Et ce fut le cas entre 1998 et 2001, ces trois années, sous l’égide de Didier Migaud, alors député de l’Isère et rapporteur général de la Commission des finances, qui virent ici la constitution et le développement d’un groupe de travail de l'Assemblée nationale sur l'efficacité de la dépense publique et le contrôle parlementaire. D’un groupe de travail, on passa à une Mission d’évaluation et de contrôle, puis à une proposition de loi organique.

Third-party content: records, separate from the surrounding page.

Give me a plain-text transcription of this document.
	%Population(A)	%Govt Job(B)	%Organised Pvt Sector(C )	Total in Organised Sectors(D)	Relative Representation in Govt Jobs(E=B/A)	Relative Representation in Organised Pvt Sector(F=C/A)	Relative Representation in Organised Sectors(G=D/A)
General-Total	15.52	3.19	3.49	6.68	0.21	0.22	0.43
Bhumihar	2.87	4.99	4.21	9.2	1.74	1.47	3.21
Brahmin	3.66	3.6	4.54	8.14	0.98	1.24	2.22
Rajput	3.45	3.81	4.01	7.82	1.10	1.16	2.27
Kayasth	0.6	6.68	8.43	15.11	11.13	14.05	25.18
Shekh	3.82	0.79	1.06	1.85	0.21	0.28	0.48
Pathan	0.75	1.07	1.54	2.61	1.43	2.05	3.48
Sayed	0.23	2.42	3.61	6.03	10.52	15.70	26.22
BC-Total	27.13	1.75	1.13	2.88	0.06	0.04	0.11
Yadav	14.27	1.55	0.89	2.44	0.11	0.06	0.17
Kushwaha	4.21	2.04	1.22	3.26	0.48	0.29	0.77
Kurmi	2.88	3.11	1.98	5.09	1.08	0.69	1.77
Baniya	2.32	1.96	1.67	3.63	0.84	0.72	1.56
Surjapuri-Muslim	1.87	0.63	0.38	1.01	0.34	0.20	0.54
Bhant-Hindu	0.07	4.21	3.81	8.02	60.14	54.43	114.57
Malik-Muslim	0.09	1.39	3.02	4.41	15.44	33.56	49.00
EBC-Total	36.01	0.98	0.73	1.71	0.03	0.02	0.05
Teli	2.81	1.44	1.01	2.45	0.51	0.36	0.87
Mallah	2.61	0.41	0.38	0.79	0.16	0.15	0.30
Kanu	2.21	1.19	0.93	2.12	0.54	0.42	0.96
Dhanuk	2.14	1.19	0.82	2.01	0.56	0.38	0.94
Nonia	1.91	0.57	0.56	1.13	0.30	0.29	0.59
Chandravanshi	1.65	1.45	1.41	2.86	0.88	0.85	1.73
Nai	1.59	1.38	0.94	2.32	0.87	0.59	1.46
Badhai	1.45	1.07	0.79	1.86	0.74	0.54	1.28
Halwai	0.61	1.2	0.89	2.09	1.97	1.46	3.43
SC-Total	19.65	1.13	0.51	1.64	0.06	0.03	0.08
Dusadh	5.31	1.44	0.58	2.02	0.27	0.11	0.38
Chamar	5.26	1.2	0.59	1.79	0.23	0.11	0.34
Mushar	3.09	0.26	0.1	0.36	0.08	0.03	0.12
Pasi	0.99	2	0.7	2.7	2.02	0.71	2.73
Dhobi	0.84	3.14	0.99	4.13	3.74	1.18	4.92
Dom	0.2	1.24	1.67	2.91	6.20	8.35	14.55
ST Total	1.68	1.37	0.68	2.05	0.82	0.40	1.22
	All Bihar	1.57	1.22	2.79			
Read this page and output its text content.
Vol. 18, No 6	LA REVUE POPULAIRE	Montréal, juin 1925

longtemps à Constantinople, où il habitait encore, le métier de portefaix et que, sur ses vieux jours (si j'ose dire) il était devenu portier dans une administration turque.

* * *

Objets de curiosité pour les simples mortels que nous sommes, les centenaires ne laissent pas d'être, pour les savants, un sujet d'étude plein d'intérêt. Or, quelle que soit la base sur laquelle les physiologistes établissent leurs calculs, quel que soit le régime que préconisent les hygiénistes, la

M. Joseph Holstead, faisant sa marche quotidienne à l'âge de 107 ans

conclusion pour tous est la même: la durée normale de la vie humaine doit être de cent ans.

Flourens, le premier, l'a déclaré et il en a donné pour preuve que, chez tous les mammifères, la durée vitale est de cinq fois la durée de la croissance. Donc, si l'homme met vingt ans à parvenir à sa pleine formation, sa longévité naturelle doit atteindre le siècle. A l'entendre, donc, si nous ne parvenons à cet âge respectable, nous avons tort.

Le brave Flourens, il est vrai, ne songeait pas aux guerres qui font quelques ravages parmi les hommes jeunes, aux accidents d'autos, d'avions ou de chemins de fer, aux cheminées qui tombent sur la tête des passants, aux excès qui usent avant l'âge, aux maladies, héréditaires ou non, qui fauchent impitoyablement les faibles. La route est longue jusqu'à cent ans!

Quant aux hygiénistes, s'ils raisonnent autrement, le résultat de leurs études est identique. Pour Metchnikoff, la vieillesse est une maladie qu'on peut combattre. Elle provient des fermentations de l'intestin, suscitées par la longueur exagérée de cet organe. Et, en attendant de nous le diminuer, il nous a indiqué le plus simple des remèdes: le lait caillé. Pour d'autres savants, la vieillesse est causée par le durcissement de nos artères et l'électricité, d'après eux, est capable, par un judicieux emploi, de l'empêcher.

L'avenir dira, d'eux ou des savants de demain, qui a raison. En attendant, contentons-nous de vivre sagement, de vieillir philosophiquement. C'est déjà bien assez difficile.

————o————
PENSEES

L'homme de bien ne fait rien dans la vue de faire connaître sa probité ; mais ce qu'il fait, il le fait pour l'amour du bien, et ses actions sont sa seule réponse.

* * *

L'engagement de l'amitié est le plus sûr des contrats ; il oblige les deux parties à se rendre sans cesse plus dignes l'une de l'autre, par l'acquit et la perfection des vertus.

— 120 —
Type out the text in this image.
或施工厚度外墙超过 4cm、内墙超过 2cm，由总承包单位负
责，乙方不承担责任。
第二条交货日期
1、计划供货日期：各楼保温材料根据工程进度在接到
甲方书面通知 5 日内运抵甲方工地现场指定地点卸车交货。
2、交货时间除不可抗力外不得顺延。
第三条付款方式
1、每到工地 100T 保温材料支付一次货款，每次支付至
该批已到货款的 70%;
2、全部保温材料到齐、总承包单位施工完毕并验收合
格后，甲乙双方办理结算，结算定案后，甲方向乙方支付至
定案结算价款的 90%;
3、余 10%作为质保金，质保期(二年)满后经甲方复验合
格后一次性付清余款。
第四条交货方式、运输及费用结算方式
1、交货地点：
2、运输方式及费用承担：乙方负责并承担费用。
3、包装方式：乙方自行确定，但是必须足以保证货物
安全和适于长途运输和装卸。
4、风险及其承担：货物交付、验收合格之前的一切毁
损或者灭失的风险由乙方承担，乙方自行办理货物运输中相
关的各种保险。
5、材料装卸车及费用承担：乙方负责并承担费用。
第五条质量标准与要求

La Lolf est un texte d'origine parlementaire. La matière en est précise, technique, mais l’enjeu, pour notre institution, en est historique.
Je n'étais pas député au moment de la Lolf puisque j'étais ministre de la Ville. Mais je me souviens du singulier enthousiasme qui avait saisi nos collègues parlementaires peu enclins, d'ordinaire, à se sentir pousser des ailes de Mirabeau ou de Gambetta sur des textes financiers...
On parlait de missions, de programmes, de responsables de programmes, d’indicateurs, d’examen au premier euro, avec la même ardeur que l’on mettait jadis à évoquer les colonels, les infanteries, les galons et les avancements. Les finances publiques étaient devenues à la mode.
Le Parlement prenait une certaine revanche sur l'Histoire de la Vème République, sur le rôle financier que le grand constituant lui avait attribué, sur sa capacité à structurer l'Etat dont les constitutionnalistes s'étaient habitués à ce qu'il soit dépendant, justement, des raisons d'Etat et des nécessités d'une époque quelquefois troublée. 2001 n’était plus 1959, et le nouveau siècle, c’était décidé, c’était écrit, serait parlementaire.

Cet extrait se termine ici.